Your friend at work says the U.S. economy is not doing well: “We are just not a strong economy anymore.” You are not entirely convinced by her argument, so you do some research. Here is what you find:
There are three major powers in the world economy according to total GDP: China at $21.3 trillion; the EU at $19.2 trillion; and the United States at $18.6 trillion (all in real 2016 dollars). Maybe your friend is right?
Then you look at per capita GDP and it does not seem to tell the same story: China per capita GDP is $15,400; EU per capita GDP is $37,800; and U.S. per capita GDP is $57,300. Maybe your friend is wrong?
Perhaps we really need to understand what GDP measures and what it does not measure.
Using the above facts, make the case that the United States is still economically strong.
What does GDP measure and what does that tell us about our country’s economic strength?
Do you feel that GDP is valuable in understanding our country’s economic strength? Explain why or why not.

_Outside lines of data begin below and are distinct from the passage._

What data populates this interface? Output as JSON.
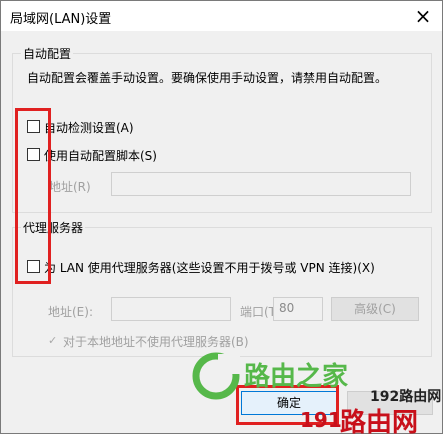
{
  "dialog": {
    "title": "局域网(LAN)设置",
    "close_glyph": "×"
  },
  "auto_config": {
    "group_label": "自动配置",
    "description": "自动配置会覆盖手动设置。要确保使用手动设置，请禁用自动配置。",
    "auto_detect_label": "自动检测设置(A)",
    "auto_detect_checked": false,
    "use_script_label": "使用自动配置脚本(S)",
    "use_script_checked": false,
    "address_label": "地址(R)",
    "address_value": ""
  },
  "proxy": {
    "group_label": "代理服务器",
    "use_proxy_label": "为 LAN 使用代理服务器(这些设置不用于拨号或 VPN 连接)(X)",
    "use_proxy_checked": false,
    "address_label": "地址(E):",
    "address_value": "",
    "port_label": "端口(T):",
    "port_value": "80",
    "advanced_label": "高级(C)",
    "bypass_label": "对于本地地址不使用代理服务器(B)",
    "bypass_checked": true,
    "bypass_check_glyph": "✓"
  },
  "buttons": {
    "ok_label": "确定"
  },
  "watermark": {
    "logo_text": "路由之家",
    "site_text": "192路由网",
    "brand_number": "191",
    "brand_text": "路由网"
  },
  "colors": {
    "highlight": "#e02020",
    "watermark_green": "#56b84a",
    "watermark_red": "#c8101a"
  }
}
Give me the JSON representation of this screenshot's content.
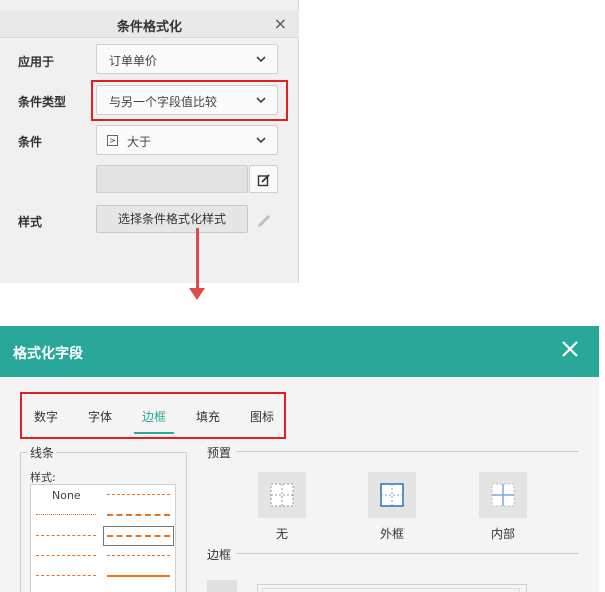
{
  "top_dialog": {
    "title": "条件格式化",
    "close_symbol": "×",
    "apply_to": {
      "label": "应用于",
      "value": "订单单价"
    },
    "condition_type": {
      "label": "条件类型",
      "value": "与另一个字段值比较"
    },
    "condition": {
      "label": "条件",
      "icon_text": ">",
      "value": "大于"
    },
    "style": {
      "label": "样式",
      "button_label": "选择条件格式化样式"
    }
  },
  "bottom_dialog": {
    "title": "格式化字段",
    "tabs": [
      {
        "label": "数字"
      },
      {
        "label": "字体"
      },
      {
        "label": "边框"
      },
      {
        "label": "填充"
      },
      {
        "label": "图标"
      }
    ],
    "active_tab": "边框",
    "lines_group": {
      "label": "线条",
      "style_label": "样式:",
      "none_option": "None"
    },
    "preset_group": {
      "label": "预置",
      "options": [
        "无",
        "外框",
        "内部"
      ]
    },
    "border_group": {
      "label": "边框"
    }
  },
  "colors": {
    "header_teal": "#29a89a",
    "highlight_red": "#e02020",
    "arrow_red": "#e24a4a",
    "line_orange": "#e8741f"
  }
}
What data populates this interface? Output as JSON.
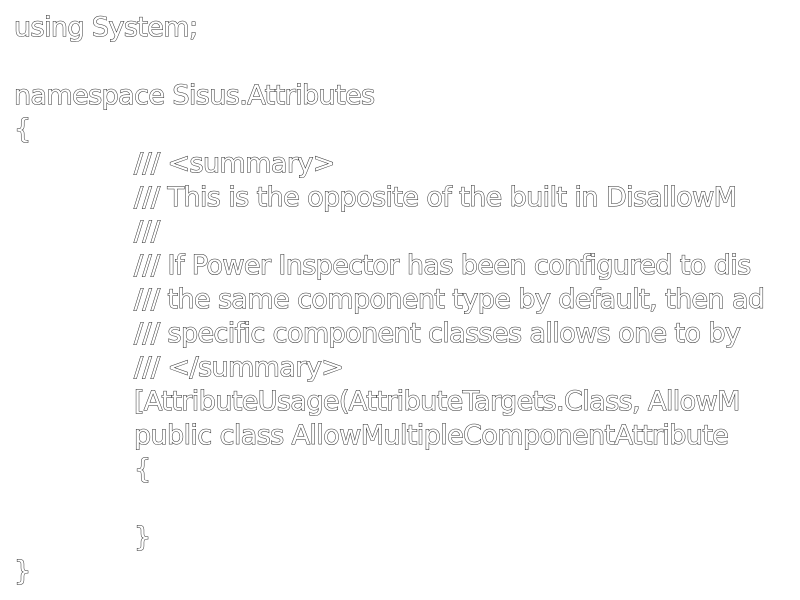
{
  "document": {
    "lines": [
      "using System;",
      "",
      "namespace Sisus.Attributes",
      "{",
      "/// <summary>",
      "/// This is the opposite of the built in DisallowM",
      "///",
      "/// If Power Inspector has been configured to dis",
      "/// the same component type by default, then ad",
      "/// specific component classes allows one to by",
      "/// </summary>",
      "[AttributeUsage(AttributeTargets.Class, AllowM",
      "public class AllowMultipleComponentAttribute",
      "{",
      "",
      "}",
      "}"
    ]
  }
}
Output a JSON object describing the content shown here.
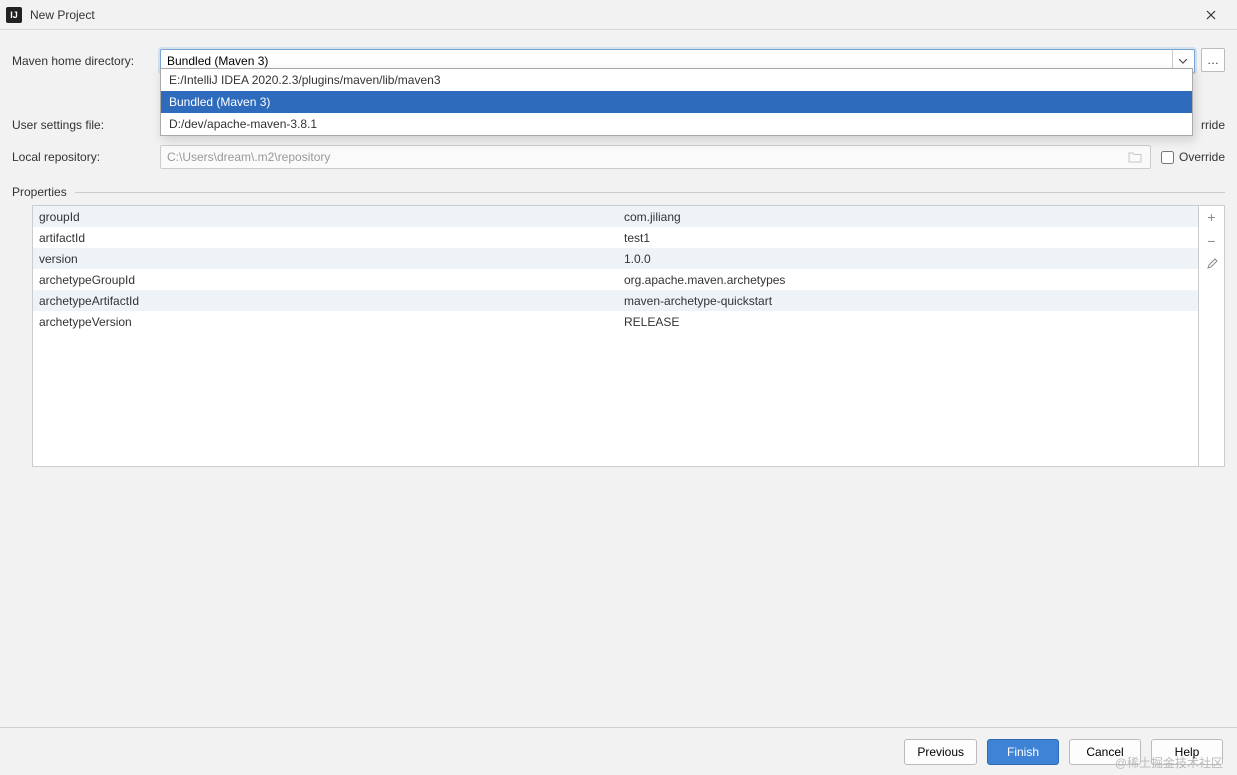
{
  "title": "New Project",
  "labels": {
    "maven_home": "Maven home directory:",
    "user_settings": "User settings file:",
    "local_repo": "Local repository:",
    "properties": "Properties",
    "override": "Override"
  },
  "maven_home_value": "Bundled (Maven 3)",
  "dropdown": [
    "E:/IntelliJ IDEA 2020.2.3/plugins/maven/lib/maven3",
    "Bundled (Maven 3)",
    "D:/dev/apache-maven-3.8.1"
  ],
  "user_settings_value": "",
  "local_repo_value": "C:\\Users\\dream\\.m2\\repository",
  "properties_rows": [
    {
      "k": "groupId",
      "v": "com.jiliang"
    },
    {
      "k": "artifactId",
      "v": "test1"
    },
    {
      "k": "version",
      "v": "1.0.0"
    },
    {
      "k": "archetypeGroupId",
      "v": "org.apache.maven.archetypes"
    },
    {
      "k": "archetypeArtifactId",
      "v": "maven-archetype-quickstart"
    },
    {
      "k": "archetypeVersion",
      "v": "RELEASE"
    }
  ],
  "buttons": {
    "previous": "Previous",
    "finish": "Finish",
    "cancel": "Cancel",
    "help": "Help"
  },
  "overflow_text": "rride",
  "watermark": "@稀土掘金技术社区"
}
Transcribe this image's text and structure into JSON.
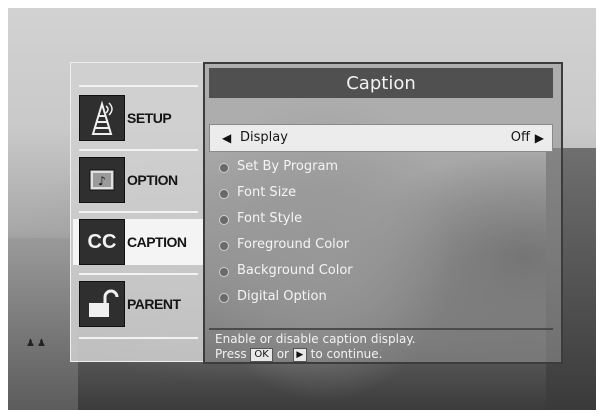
{
  "sidebar": {
    "items": [
      {
        "label": "SETUP",
        "icon": "tower-icon"
      },
      {
        "label": "OPTION",
        "icon": "music-note-icon"
      },
      {
        "label": "CAPTION",
        "icon": "cc-icon",
        "icon_text": "CC"
      },
      {
        "label": "PARENT",
        "icon": "unlock-icon"
      }
    ],
    "active": "CAPTION"
  },
  "panel": {
    "title": "Caption",
    "menu": [
      {
        "label": "Display",
        "value": "Off"
      },
      {
        "label": "Set By Program"
      },
      {
        "label": "Font Size"
      },
      {
        "label": "Font Style"
      },
      {
        "label": "Foreground Color"
      },
      {
        "label": "Background Color"
      },
      {
        "label": "Digital Option"
      }
    ],
    "help_line1": "Enable or disable caption display.",
    "help_press": "Press",
    "help_ok_key": "OK",
    "help_or": "or",
    "help_continue": "to continue."
  },
  "colors": {
    "accent": "#505050",
    "selected_bg": "#ececec"
  }
}
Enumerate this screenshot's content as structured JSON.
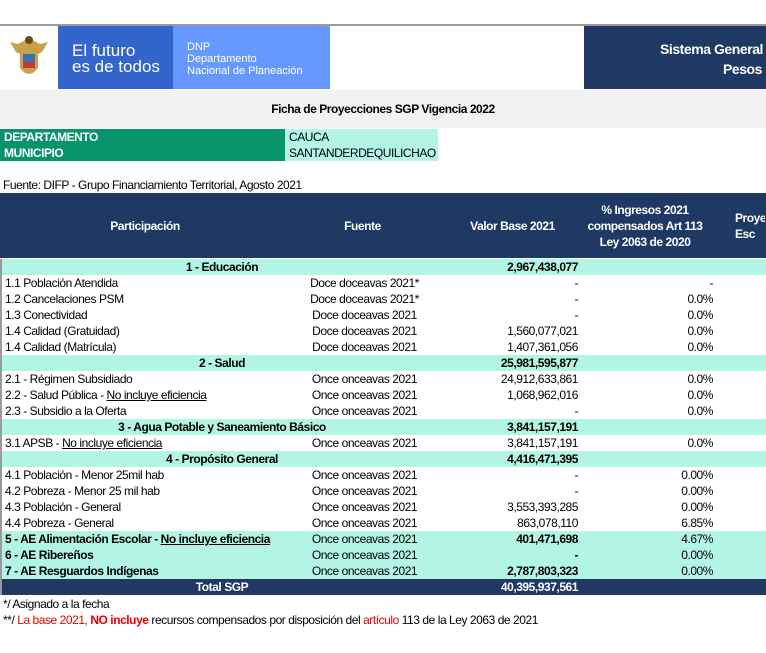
{
  "header": {
    "logo_left": "El futuro",
    "logo_right": "es de todos",
    "dnp": "DNP",
    "dnp_line1": "Departamento",
    "dnp_line2": "Nacional de Planeación",
    "title_line1": "Sistema General",
    "title_line2": "Pesos"
  },
  "title": "Ficha de Proyecciones SGP Vigencia 2022",
  "info": {
    "dept_label": "DEPARTAMENTO",
    "dept_value": "CAUCA",
    "mun_label": "MUNICIPIO",
    "mun_value": "SANTANDERDEQUILICHAO"
  },
  "source": "Fuente: DIFP - Grupo Financiamiento Territorial, Agosto 2021",
  "columns": [
    "Participación",
    "Fuente",
    "Valor Base 2021",
    "% Ingresos 2021 compensados Art 113 Ley 2063 de 2020",
    "Proye Esc"
  ],
  "colors": {
    "navy": "#203864",
    "mint": "#b3f5e3",
    "green": "#079469",
    "blue": "#3366cc",
    "light_blue": "#6699ff"
  },
  "rows": [
    {
      "type": "group",
      "label": "1 - Educación",
      "value": "2,967,438,077"
    },
    {
      "type": "item",
      "label": "1.1 Población Atendida",
      "fuente": "Doce doceavas 2021*",
      "value": "-",
      "pct": "-"
    },
    {
      "type": "item",
      "label": "1.2 Cancelaciones PSM",
      "fuente": "Doce doceavas 2021*",
      "value": "-",
      "pct": "0.0%"
    },
    {
      "type": "item",
      "label": "1.3 Conectividad",
      "fuente": "Doce doceavas 2021",
      "value": "-",
      "pct": "0.0%"
    },
    {
      "type": "item",
      "label": "1.4 Calidad (Gratuidad)",
      "fuente": "Doce doceavas 2021",
      "value": "1,560,077,021",
      "pct": "0.0%"
    },
    {
      "type": "item",
      "label": "1.4 Calidad (Matrícula)",
      "fuente": "Doce doceavas 2021",
      "value": "1,407,361,056",
      "pct": "0.0%"
    },
    {
      "type": "group",
      "label": "2 - Salud",
      "value": "25,981,595,877"
    },
    {
      "type": "item",
      "label": "2.1 - Régimen Subsidiado",
      "fuente": "Once onceavas 2021",
      "value": "24,912,633,861",
      "pct": "0.0%"
    },
    {
      "type": "item",
      "label": "2.2 - Salud Pública - ",
      "ul": "No incluye eficiencia",
      "fuente": "Once onceavas 2021",
      "value": "1,068,962,016",
      "pct": "0.0%"
    },
    {
      "type": "item",
      "label": "2.3 - Subsidio a la Oferta",
      "fuente": "Once onceavas 2021",
      "value": "-",
      "pct": "0.0%"
    },
    {
      "type": "group",
      "label": "3 - Agua Potable y Saneamiento Básico",
      "value": "3,841,157,191"
    },
    {
      "type": "item",
      "label": "3.1 APSB - ",
      "ul": "No incluye eficiencia",
      "fuente": "Once onceavas 2021",
      "value": "3,841,157,191",
      "pct": "0.0%"
    },
    {
      "type": "group",
      "label": "4 - Propósito General",
      "value": "4,416,471,395"
    },
    {
      "type": "item",
      "label": "4.1 Población - Menor 25mil hab",
      "fuente": "Once onceavas 2021",
      "value": "-",
      "pct": "0.00%"
    },
    {
      "type": "item",
      "label": "4.2 Pobreza - Menor 25 mil hab",
      "fuente": "Once onceavas 2021",
      "value": "-",
      "pct": "0.00%"
    },
    {
      "type": "item",
      "label": "4.3 Población - General",
      "fuente": "Once onceavas 2021",
      "value": "3,553,393,285",
      "pct": "0.00%"
    },
    {
      "type": "item",
      "label": "4.4 Pobreza - General",
      "fuente": "Once onceavas 2021",
      "value": "863,078,110",
      "pct": "6.85%"
    },
    {
      "type": "ae",
      "label": "5 - AE Alimentación Escolar - ",
      "ul": "No incluye eficiencia",
      "fuente": "Once onceavas 2021",
      "value": "401,471,698",
      "pct": "4.67%"
    },
    {
      "type": "ae",
      "label": "6 - AE Ribereños",
      "fuente": "Once onceavas 2021",
      "value": "-",
      "pct": "0.00%"
    },
    {
      "type": "ae",
      "label": "7 - AE Resguardos Indígenas",
      "fuente": "Once onceavas 2021",
      "value": "2,787,803,323",
      "pct": "0.00%"
    },
    {
      "type": "total",
      "label": "Total SGP",
      "value": "40,395,937,561"
    }
  ],
  "notes": {
    "note1": "*/ Asignado a la fecha",
    "n2a": "**/ ",
    "n2b": "La base 2021, ",
    "n2c": "NO incluye",
    "n2d": " recursos compensados por disposición del ",
    "n2e": "artículo",
    "n2f": " 113 de la Ley 2063 de 2021"
  }
}
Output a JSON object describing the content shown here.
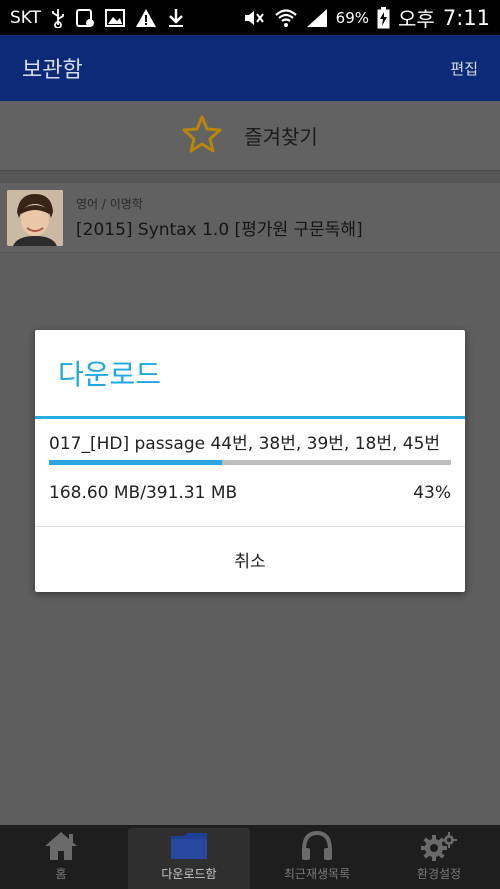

Do you believe that there is a better measure of a country’s economic strength that we should also use (in addition to GDP)? Explain your answer. If you don’t think there is, explain why.
1.7
“Inflation”
In the past, the single largest asset a person or family owned was their home. However, since the Great Recession and the bursting of the housing bubble in 2007, many families consider owning a home a risky investment.
Check out the Bureau of Labor Statistics (BLS) Inflation Calculator
Test out the impact of inflation on an asset like a home.
Click on “Try the Inflation Calculator.”
Enter the year you bought your home. If you have not purchased a home, enter a random year.
Assume that you paid $100,000 for it.
How much has the value of the home changed based on the CPI calculator?
Why does inflation encourage businesses and households to hold physical assets like homes, buildings, and equipment?
1.8
“Aggregate Demand and Supply”
In 1973, there was an oil supply shock created by OPEC (the Organization of the Petroleum Exporting Countries). Your textbook describes the supply shock as a source of the recession which lasted from 1973-1975.
Now the price of oil is dropping. Let’s look at what happens when the supply shock is favorable.
Use aggregate demand and aggregate supply to explain why current oil prices are so low. It is certainly good for consumers, but is there a downside as well?
When oil prices drop, who benefits and who loses? Why? How?